Shatt al-Arab is the continuation of the Tigris and the Euphrates rivers, which joins at Qurna, but has other tributary rivers further downstream, like the important Iranian Karun. The landscape to the south of the Shatt al-Arab is marshy, and has hosted the development of a distinct Arab culture, where isolation and the natural conditions have been the basic factors.
The water of Shatt al-Arab carries so large amounts of silt that the river has to be frequently dredged to remain navigable. This problem has been reduced with the barrage of Samarra.
Among the most important economic activities along the Shatt al-Arab are shipping of oil from Iraq and Iran, and large-scale date production. The two major cities of the river are Abadan in Iran and Basra in Iraq.

History
1639: Treaty of Zohab, between the Persian and the Ottoman Empires, where the rights of Shatt al-Arab were disputed. This agreement did not manage to close the disagreements on the border issue between the two empires.

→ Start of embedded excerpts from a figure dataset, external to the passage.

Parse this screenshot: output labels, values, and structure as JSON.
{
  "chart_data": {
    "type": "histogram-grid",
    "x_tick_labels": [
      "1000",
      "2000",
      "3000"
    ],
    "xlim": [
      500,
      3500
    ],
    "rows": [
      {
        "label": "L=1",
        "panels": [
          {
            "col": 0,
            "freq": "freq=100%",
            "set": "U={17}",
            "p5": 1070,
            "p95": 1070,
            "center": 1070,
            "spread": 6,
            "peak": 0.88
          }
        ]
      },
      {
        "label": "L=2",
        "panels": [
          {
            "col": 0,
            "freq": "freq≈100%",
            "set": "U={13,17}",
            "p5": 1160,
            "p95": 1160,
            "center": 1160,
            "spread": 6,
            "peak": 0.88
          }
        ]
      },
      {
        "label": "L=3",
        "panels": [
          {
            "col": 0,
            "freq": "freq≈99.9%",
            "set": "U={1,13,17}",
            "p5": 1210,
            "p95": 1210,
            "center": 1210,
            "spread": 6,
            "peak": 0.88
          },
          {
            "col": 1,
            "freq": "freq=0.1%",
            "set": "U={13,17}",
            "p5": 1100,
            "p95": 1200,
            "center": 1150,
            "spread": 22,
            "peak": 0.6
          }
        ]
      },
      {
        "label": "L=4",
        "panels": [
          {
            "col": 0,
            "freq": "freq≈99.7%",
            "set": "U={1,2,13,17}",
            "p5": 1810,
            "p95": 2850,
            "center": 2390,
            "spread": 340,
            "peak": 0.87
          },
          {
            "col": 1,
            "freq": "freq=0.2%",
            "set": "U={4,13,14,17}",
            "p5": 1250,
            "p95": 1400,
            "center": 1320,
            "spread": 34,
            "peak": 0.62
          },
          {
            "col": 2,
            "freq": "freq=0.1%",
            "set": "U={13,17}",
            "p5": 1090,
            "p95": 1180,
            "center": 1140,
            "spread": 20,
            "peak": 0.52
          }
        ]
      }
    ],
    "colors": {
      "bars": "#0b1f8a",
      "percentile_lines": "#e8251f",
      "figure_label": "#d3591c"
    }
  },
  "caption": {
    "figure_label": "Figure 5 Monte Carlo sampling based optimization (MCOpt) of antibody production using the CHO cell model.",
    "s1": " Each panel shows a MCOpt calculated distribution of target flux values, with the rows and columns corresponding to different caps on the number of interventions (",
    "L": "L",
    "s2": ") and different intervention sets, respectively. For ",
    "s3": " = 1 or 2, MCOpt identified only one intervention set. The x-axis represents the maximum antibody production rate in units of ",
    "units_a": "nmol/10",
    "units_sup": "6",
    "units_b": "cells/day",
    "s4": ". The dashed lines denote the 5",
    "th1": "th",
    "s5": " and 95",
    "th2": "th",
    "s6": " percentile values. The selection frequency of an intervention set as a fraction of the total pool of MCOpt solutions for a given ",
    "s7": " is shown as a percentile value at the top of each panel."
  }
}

1847: Agreement of Ezerum, which was understood so that the Shatt al-Arab was to remain under the Ottomans, while the Persians had navigation rights. At this point Russia and Britain were involved in the conflict, Russia on Persian side and the British on Ottoman side.
1914: New agreements, establishing the border at some points along the middle of the river, but most of the time the border ran along the shores on Persian side, leaving the Ottomans as the strongest party.
1971-75: Iranian- Iraqi disagreements on the border, where Iran occupies a small group of Iraqi islands just at the outlet of Shatt al-Arab.
1980: With old disagreements on the border line in mind, Iraq attacks Iran, and the eight years of war between the two countries start.
1988: Peace between Iran and Iraq, without changes in the borders between the two countries.
1991: After the defeat in the Gulf War, Iraq starts planning for a canal system that will drain out the marshes on the Iraqi side of the Shatt al-Arab. While this is a measure that will bring southern Iraq back to the natural conditions that dominated in earlier and more prosperous times of the region's history, this is all planned without consideration of the interests of the Marsh Arabs.